Deb Holloran had to do exactly that last week. And it's the second time that her Radcliffe Road property has had the bad luck of being a target for "off-road" vehicles.

The picture window on her ranch house is now covered over in board and plastic. The pickup truck that came crashing through was driven away only a little worse for wear.

But Holloran said she will never be the same.

Last Sunday, she was watching a program on Antarctica on the Discovery Channel, sitting on her favorite couch. Husband Mike was out.

Leaving the room on an errand, Holloran heard a noise and turned, puzzled, then astonished, then horrified to see the rear end of a truck come crashing through the picture window, heading right for her.

Horrified, she held out both hands, as if asking the vehicle to stop. It didn't.
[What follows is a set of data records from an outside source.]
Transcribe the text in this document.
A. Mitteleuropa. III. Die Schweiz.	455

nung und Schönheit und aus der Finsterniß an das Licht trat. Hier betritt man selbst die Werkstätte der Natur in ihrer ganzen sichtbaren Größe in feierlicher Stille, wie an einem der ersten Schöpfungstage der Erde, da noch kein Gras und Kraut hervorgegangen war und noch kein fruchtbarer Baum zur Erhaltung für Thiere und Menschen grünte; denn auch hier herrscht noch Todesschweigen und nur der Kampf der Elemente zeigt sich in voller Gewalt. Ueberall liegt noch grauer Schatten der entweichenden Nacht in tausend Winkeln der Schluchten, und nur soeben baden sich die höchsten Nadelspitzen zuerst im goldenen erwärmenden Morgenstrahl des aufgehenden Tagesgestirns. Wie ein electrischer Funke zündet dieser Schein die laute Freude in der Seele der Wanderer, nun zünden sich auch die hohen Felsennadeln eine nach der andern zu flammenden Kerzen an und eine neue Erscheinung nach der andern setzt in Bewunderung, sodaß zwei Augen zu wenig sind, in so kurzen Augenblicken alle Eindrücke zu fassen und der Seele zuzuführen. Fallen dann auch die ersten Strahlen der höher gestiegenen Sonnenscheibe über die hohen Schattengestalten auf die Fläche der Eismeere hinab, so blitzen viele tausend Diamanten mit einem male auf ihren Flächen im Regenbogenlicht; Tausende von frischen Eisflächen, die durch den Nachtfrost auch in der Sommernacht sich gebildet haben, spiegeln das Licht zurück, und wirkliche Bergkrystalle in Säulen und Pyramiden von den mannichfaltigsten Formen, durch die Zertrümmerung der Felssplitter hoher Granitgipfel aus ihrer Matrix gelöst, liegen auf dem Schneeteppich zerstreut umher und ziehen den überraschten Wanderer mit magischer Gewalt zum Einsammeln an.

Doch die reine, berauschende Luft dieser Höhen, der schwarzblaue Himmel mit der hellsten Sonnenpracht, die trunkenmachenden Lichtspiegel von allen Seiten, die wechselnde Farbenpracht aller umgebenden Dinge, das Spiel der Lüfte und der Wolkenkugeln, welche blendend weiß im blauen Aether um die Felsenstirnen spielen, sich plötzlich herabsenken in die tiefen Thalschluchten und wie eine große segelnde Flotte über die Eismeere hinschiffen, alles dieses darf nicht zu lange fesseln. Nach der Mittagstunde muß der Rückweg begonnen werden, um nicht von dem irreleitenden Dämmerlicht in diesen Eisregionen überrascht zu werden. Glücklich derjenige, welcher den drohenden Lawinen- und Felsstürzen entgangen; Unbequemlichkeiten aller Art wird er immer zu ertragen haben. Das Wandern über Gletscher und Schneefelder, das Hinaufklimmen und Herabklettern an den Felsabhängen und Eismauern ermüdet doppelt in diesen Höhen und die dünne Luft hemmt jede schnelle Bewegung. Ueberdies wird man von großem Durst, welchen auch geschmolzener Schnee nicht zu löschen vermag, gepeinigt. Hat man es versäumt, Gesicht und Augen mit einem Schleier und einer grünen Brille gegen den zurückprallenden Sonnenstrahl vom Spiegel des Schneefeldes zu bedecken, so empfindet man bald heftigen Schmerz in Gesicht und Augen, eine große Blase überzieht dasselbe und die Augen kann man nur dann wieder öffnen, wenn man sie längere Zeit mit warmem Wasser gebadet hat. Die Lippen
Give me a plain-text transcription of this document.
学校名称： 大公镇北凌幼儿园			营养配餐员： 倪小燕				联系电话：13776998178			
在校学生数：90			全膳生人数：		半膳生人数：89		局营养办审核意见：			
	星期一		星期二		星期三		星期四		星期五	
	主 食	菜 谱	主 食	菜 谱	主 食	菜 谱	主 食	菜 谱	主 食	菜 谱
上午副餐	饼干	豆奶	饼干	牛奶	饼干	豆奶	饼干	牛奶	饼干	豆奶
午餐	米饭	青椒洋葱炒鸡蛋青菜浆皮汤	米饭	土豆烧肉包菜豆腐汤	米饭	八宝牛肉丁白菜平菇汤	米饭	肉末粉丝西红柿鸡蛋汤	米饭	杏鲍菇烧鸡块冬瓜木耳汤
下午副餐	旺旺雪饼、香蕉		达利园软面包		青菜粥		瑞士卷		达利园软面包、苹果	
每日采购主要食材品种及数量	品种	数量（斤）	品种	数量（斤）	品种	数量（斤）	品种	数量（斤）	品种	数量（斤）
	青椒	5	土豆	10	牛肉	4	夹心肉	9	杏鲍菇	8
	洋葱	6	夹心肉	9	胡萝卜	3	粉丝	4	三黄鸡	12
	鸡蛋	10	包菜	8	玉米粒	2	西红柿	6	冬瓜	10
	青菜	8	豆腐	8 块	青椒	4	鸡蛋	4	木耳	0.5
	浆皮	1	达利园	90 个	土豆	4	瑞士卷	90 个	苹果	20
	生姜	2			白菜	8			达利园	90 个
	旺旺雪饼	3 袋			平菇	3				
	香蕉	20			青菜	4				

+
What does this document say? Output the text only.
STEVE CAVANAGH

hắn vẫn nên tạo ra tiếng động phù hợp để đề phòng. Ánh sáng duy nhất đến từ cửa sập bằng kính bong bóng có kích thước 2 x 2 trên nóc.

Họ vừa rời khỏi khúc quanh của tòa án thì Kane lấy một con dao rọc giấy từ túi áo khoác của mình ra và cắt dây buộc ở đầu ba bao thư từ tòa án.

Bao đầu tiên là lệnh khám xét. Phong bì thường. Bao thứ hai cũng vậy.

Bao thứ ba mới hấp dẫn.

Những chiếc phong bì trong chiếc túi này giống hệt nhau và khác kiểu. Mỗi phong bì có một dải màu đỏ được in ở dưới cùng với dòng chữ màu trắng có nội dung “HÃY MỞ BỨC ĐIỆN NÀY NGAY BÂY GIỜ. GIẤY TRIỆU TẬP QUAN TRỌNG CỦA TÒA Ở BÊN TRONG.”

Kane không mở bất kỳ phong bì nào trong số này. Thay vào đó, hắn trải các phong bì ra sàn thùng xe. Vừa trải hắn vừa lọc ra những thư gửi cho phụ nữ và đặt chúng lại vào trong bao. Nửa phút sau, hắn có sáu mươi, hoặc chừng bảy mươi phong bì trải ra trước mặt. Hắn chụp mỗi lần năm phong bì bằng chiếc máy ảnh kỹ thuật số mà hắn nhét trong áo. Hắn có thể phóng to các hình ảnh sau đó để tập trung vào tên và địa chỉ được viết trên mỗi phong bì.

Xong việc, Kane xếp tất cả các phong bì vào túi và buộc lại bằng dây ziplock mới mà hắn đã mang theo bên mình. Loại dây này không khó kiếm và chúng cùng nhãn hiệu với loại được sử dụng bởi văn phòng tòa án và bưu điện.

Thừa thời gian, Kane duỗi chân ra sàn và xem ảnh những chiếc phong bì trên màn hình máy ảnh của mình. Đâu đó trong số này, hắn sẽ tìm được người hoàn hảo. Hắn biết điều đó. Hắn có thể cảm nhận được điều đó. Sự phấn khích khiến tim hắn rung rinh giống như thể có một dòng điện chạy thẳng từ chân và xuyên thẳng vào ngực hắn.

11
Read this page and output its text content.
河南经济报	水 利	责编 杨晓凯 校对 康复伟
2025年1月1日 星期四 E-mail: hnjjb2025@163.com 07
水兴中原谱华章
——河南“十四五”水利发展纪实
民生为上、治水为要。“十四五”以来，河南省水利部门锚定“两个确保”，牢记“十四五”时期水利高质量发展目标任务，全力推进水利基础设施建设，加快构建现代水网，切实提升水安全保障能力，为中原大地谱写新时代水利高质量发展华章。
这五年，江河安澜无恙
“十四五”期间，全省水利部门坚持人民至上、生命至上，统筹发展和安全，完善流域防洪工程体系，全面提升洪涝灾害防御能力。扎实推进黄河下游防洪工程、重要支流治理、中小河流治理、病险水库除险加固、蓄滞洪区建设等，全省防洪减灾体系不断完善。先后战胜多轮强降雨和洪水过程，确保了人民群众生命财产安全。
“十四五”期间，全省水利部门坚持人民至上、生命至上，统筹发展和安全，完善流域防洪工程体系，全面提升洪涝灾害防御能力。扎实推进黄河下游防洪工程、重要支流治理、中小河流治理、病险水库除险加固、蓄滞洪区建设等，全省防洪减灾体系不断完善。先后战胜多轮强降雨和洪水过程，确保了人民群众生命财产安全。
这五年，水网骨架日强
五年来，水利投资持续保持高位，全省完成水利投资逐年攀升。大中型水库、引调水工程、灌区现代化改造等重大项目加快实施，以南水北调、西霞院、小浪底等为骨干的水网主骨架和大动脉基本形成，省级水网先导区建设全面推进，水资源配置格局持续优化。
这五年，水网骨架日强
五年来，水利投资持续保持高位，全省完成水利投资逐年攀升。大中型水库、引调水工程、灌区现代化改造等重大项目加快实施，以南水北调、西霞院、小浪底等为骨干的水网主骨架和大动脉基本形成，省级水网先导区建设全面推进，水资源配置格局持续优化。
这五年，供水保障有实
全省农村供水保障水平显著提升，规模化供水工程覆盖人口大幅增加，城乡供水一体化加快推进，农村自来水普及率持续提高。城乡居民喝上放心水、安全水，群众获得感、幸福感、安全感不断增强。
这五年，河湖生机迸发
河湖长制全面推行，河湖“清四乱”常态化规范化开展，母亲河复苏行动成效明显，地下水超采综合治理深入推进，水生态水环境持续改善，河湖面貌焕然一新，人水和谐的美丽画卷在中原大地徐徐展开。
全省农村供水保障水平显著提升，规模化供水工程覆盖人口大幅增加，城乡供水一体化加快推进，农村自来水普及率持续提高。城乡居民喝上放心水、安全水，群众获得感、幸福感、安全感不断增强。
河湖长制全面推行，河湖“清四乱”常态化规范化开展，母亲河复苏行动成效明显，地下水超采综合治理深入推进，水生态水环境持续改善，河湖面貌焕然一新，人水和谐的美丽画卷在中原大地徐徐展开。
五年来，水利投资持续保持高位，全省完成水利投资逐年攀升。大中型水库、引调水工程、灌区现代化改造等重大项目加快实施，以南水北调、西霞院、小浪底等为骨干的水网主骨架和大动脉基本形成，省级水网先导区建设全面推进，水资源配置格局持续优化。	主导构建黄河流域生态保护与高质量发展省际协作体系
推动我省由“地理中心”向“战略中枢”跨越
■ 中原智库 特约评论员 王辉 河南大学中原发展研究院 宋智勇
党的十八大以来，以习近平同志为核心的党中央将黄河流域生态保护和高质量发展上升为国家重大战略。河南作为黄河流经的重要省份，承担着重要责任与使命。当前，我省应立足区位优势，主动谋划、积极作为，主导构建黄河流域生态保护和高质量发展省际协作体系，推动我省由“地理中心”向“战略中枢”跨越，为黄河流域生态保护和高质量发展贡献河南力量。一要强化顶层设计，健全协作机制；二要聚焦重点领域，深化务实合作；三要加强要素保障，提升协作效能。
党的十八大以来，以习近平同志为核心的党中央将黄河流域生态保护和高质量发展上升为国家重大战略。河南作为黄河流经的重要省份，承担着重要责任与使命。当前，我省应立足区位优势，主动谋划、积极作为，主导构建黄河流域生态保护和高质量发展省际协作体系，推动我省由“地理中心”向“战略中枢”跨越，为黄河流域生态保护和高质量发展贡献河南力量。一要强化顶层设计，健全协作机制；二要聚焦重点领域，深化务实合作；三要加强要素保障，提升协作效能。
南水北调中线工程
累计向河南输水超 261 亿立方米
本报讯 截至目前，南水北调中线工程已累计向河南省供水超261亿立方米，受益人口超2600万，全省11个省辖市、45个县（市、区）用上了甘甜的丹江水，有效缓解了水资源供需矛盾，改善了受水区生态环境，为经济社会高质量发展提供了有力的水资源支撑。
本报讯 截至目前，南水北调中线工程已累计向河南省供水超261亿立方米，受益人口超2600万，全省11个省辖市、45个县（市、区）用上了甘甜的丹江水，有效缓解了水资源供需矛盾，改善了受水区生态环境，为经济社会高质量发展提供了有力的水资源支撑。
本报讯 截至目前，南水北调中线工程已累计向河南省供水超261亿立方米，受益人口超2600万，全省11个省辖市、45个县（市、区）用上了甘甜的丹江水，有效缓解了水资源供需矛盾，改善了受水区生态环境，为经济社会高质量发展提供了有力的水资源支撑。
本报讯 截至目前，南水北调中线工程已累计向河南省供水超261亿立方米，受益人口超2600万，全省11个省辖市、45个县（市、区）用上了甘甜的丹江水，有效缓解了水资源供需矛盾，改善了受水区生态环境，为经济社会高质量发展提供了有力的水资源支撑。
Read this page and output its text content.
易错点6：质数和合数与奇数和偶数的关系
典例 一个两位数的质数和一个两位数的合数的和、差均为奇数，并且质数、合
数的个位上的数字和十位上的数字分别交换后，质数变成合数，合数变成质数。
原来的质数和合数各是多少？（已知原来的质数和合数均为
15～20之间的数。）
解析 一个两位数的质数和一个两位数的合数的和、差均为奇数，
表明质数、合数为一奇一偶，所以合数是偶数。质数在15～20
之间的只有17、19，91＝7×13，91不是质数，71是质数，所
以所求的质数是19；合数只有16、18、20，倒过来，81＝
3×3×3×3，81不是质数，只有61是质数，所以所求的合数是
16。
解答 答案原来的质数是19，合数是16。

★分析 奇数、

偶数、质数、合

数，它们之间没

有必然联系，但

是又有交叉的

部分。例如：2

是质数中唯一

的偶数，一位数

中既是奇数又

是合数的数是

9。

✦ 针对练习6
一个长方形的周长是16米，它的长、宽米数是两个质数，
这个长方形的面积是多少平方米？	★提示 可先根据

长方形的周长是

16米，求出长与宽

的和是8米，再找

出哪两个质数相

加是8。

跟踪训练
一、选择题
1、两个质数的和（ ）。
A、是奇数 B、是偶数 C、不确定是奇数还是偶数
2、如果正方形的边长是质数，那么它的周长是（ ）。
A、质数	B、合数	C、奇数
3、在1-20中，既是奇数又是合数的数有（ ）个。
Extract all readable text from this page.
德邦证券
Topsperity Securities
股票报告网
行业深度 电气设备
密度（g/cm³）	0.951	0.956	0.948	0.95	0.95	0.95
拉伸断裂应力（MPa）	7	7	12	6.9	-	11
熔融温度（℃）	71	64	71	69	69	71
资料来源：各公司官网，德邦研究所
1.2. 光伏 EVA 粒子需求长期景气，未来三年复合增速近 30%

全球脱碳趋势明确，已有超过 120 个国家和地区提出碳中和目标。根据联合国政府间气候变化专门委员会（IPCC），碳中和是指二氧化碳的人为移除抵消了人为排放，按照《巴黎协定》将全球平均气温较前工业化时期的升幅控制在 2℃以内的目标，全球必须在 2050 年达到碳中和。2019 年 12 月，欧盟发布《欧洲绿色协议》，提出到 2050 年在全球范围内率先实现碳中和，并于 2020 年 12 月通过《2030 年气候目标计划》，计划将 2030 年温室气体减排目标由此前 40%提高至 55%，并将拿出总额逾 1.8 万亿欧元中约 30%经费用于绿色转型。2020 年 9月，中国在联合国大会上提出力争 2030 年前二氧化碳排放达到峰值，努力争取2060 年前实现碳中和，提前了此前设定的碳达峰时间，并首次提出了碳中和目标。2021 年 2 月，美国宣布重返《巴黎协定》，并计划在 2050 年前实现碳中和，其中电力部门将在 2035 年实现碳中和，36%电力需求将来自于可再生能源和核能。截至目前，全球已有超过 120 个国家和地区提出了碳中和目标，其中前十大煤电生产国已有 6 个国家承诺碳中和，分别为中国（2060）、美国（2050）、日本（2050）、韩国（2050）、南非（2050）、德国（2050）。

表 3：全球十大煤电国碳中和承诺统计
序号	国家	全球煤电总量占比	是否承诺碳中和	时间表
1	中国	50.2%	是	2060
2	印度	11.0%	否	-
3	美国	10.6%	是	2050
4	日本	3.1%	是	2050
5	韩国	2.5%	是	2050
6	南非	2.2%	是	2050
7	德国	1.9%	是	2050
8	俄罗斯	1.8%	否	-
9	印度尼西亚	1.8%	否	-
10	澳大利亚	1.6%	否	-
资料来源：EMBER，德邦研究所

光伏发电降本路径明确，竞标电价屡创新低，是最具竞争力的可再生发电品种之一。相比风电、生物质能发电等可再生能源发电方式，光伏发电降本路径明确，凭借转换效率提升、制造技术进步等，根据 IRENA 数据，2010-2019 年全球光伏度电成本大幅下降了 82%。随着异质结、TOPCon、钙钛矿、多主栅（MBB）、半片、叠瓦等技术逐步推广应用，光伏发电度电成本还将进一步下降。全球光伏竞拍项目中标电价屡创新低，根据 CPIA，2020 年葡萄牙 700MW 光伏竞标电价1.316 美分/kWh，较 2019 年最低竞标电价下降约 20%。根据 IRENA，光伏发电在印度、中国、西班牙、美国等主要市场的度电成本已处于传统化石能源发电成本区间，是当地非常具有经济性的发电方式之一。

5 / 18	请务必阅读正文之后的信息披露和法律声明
It pushed the couch, the recliner, and parts of the wall and other furnishings across the room.

"It just kept coming," she said. "It pushed everything as far as it could go and then stopped." Holloran found herself pinned briefly to the wall, leaving her uninjured but in a state of shock.

The intruding truck, meanwhile, was driverless.

It belongs to a 16-year-old across the street. He later explained that he had put on the emergency brake and couldn't understand what went wrong.

"He was just devastated," said Holloran, adding that his family pitched in at once to help get her house back to normal. "They're the nicest people."

Holloran wonders what would have happened if she hadn't gotten up at that moment. Or if her husband had been in his recliner. "We're blessed just to be alive. I really feel blessed."

Thirty years ago, she said, a drunken man left his vehicle unsecured and it started to roll, heading for the front room where her infant son was sleeping. In that case, a tree intervened and the vehicle bounced off and rolled back across the street.

The owner tried to claim the vehicle hadn't hit the tree. "Then why are all of its branches in your grill?" Holloran remembers asking.

Life has changed in the Holloran household since last week's accident.

"I got a little bit paranoid," Hollaran said. "I haven't slept that well."

Television habits were adjusted. They watch in a different room now, and she adds, "I'm not sitting there again."